Happy holidays!, while seeming to be a dodge from mentioning Christmas, has a persistence to it, and perhaps even genuine value beyond that negative. In addition to being a good wish, it is also a statement of fact. The holidays mentioned, Christmas and the days of preparation for it, give much evidence being, well, happy days. Look around you: people are in a good mood: optimistic, excited, and disposed to be generous. That is enough to make people happy. Why is that?
The “holidays,” as many people call them, are truly holy days, though they may not know or acknowledge that. What makes them holy? They are a time of preparation for the coming of God as Man, which not only is commemorated but also in fact occurs at Christmas. Advent is holy because it is ordered to what happens at Christmas, and people can be happy, and often are happy, because they are ordering their days toward that great event.
Most of the conventional activities associated with this period, such as gift buying, food preparing, home decorating, family gathering, party throwing, and almsgiving, are all motivated by the desire to be ready. There are many folks around us who may not have Jesus in mind as the encounter for which they prepare, but that missed perception does not eliminate the reality of their preparation. When people participate in the preparation, they find themselves happy.
The reason for this is found in human nature and dignity. Rational creatures are invested with dignity on account of their end, which is to know and love God, the ultimate end of the universe, summarized an author in a philosophical article I was reading recently. It follows that when we are moving toward and preparing for an encounter with that God, our human dignity is heightened and strengthened. When much of society sets about this noble activity, as in Advent, human nature is burnished and bright: people are happy.
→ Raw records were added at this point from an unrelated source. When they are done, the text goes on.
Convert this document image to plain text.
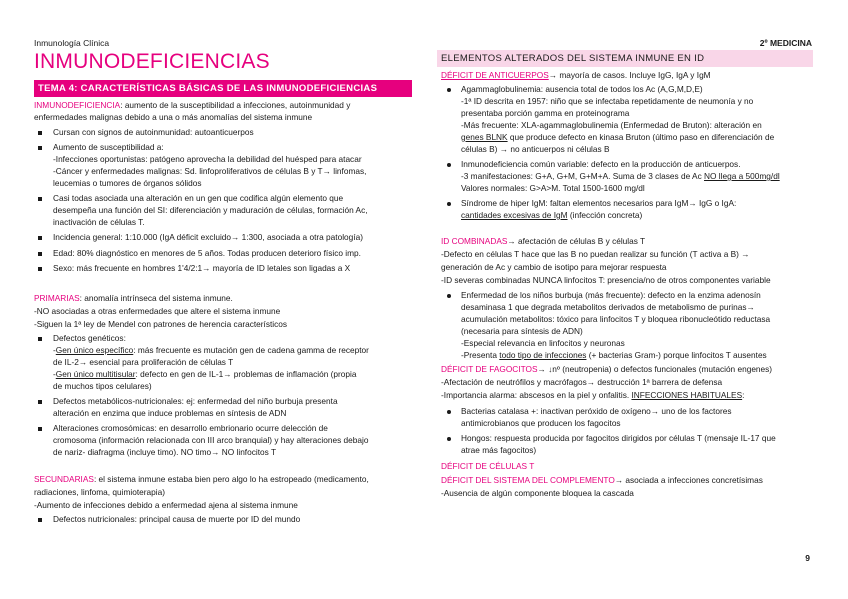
Inmunología Clínica	2º MEDICINA
INMUNODEFICIENCIAS
TEMA 4: CARACTERÍSTICAS BÁSICAS DE LAS INMUNODEFICIENCIAS
INMUNODEFICIENCIA: aumento de la susceptibilidad a infecciones, autoinmunidad y
enfermedades malignas debido a una o más anomalías del sistema inmune
Cursan con signos de autoinmunidad: autoanticuerpos
Aumento de susceptibilidad a:
-Infecciones oportunistas: patógeno aprovecha la debilidad del huésped para atacar
-Cáncer y enfermedades malignas: Sd. linfoproliferativos de células B y T→ linfomas,
leucemias o tumores de órganos sólidos
Casi todas asociada una alteración en un gen que codifica algún elemento que
desempeña una función del SI: diferenciación y maduración de células, formación Ac,
inactivación de células T.
Incidencia general: 1:10.000 (IgA déficit excluido→ 1:300, asociada a otra patología)
Edad: 80% diagnóstico en menores de 5 años. Todas producen deterioro físico imp.
Sexo: más frecuente en hombres 1'4/2:1→ mayoría de ID letales son ligadas a X
PRIMARIAS: anomalía intrínseca del sistema inmune.
-NO asociadas a otras enfermedades que altere el sistema inmune
-Siguen la 1ª ley de Mendel con patrones de herencia característicos
Defectos genéticos:
-Gen único específico: más frecuente es mutación gen de cadena gamma de receptor
de IL-2→ esencial para proliferación de células T
-Gen único multitisular: defecto en gen de IL-1→ problemas de inflamación (propia
de muchos tipos celulares)
Defectos metabólicos-nutricionales: ej: enfermedad del niño burbuja presenta
alteración en enzima que induce problemas en síntesis de ADN
Alteraciones cromosómicas: en desarrollo embrionario ocurre delección de
cromosoma (información relacionada con III arco branquial) y hay alteraciones debajo
de nariz- diafragma (incluye timo). NO timo→ NO linfocitos T
SECUNDARIAS: el sistema inmune estaba bien pero algo lo ha estropeado (medicamento,
radiaciones, linfoma, quimioterapia)
-Aumento de infecciones debido a enfermedad ajena al sistema inmune
Defectos nutricionales: principal causa de muerte por ID del mundo
ELEMENTOS ALTERADOS DEL SISTEMA INMUNE EN ID
DÉFICIT DE ANTICUERPOS→ mayoría de casos. Incluye IgG, IgA y IgM
Agammaglobulinemia: ausencia total de todos los Ac (A,G,M,D,E)
-1ª ID descrita en 1957: niño que se infectaba repetidamente de neumonía y no
presentaba porción gamma en proteinograma
-Más frecuente: XLA-agammaglobulinemia (Enfermedad de Bruton): alteración en
genes BLNK que produce defecto en kinasa Bruton (último paso en diferenciación de
células B) → no anticuerpos ni células B
Inmunodeficiencia común variable: defecto en la producción de anticuerpos.
-3 manifestaciones: G+A, G+M, G+M+A. Suma de 3 clases de Ac NO llega a 500mg/dl
Valores normales: G>A>M. Total 1500-1600 mg/dl
Síndrome de hiper IgM: faltan elementos necesarios para IgM→ IgG o IgA:
cantidades excesivas de IgM (infección concreta)
ID COMBINADAS→ afectación de células B y células T
-Defecto en células T hace que las B no puedan realizar su función (T activa a B) →
generación de Ac y cambio de isotipo para mejorar respuesta
-ID severas combinadas NUNCA linfocitos T: presencia/no de otros componentes variable
Enfermedad de los niños burbuja (más frecuente): defecto en la enzima adenosín
desaminasa 1 que degrada metabolitos derivados de metabolismo de purinas→
acumulación metabolitos: tóxico para linfocitos T y bloquea ribonucleótido reductasa
(necesaria para síntesis de ADN)
-Especial relevancia en linfocitos y neuronas
-Presenta todo tipo de infecciones (+ bacterias Gram-) porque linfocitos T ausentes
DÉFICIT DE FAGOCITOS→ ↓nº (neutropenia) o defectos funcionales (mutación engenes)
-Afectación de neutrófilos y macrófagos→ destrucción 1ª barrera de defensa
-Importancia alarma: abscesos en la piel y onfalitis. INFECCIONES HABITUALES:
Bacterias catalasa +: inactivan peróxido de oxígeno→ uno de los factores
antimicrobianos que producen los fagocitos
Hongos: respuesta producida por fagocitos dirigidos por células T (mensaje IL-17 que
atrae más fagocitos)
DÉFICIT DE CÉLULAS T
DÉFICIT DEL SISTEMA DEL COMPLEMENTO→ asociada a infecciones concretísimas
-Ausencia de algún componente bloquea la cascada
9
The Prayer after Communion for the day that falls seven days before Christmas (December 18; Saturday of the third week of Advent this year) reveals that preparing to celebrate is a sanctifying and elevating activity: May we receive your mercy, in the midst of your temple, O Lord, and show fitting honor to the coming solemnities of our redemption, through Christ our Lord.
It is true that many of the people charging about and reveling are not fully intent upon the redemption that comes at Christmas. However, it is also true that in allowing themselves to be drawn into the solemnities, and in fact contributing to them, they are ordering themselves and their days in some way, however incomplete, to the encounter with God which is their goal and end. Every activity suitable to this celebration elevates and enhances their human dignity. This is another way of saying that it brings joy to them and those around them.
These holy days are happy indeed because they remind everyone what they are truly for. We look around us at all these semi-witting participants in the great undertaking of Christian life not with scorn for what they do not know, do not recognize, or do not accept; but we look at them with love and fellow-feeling. We look at them with grace and gratitude. We look at them with hope, that this taste of the joy that comes from preparing for the coming of the Divine Child will lead them to seek, to find, and to embrace a faith-filled lifetime of happy, holy days.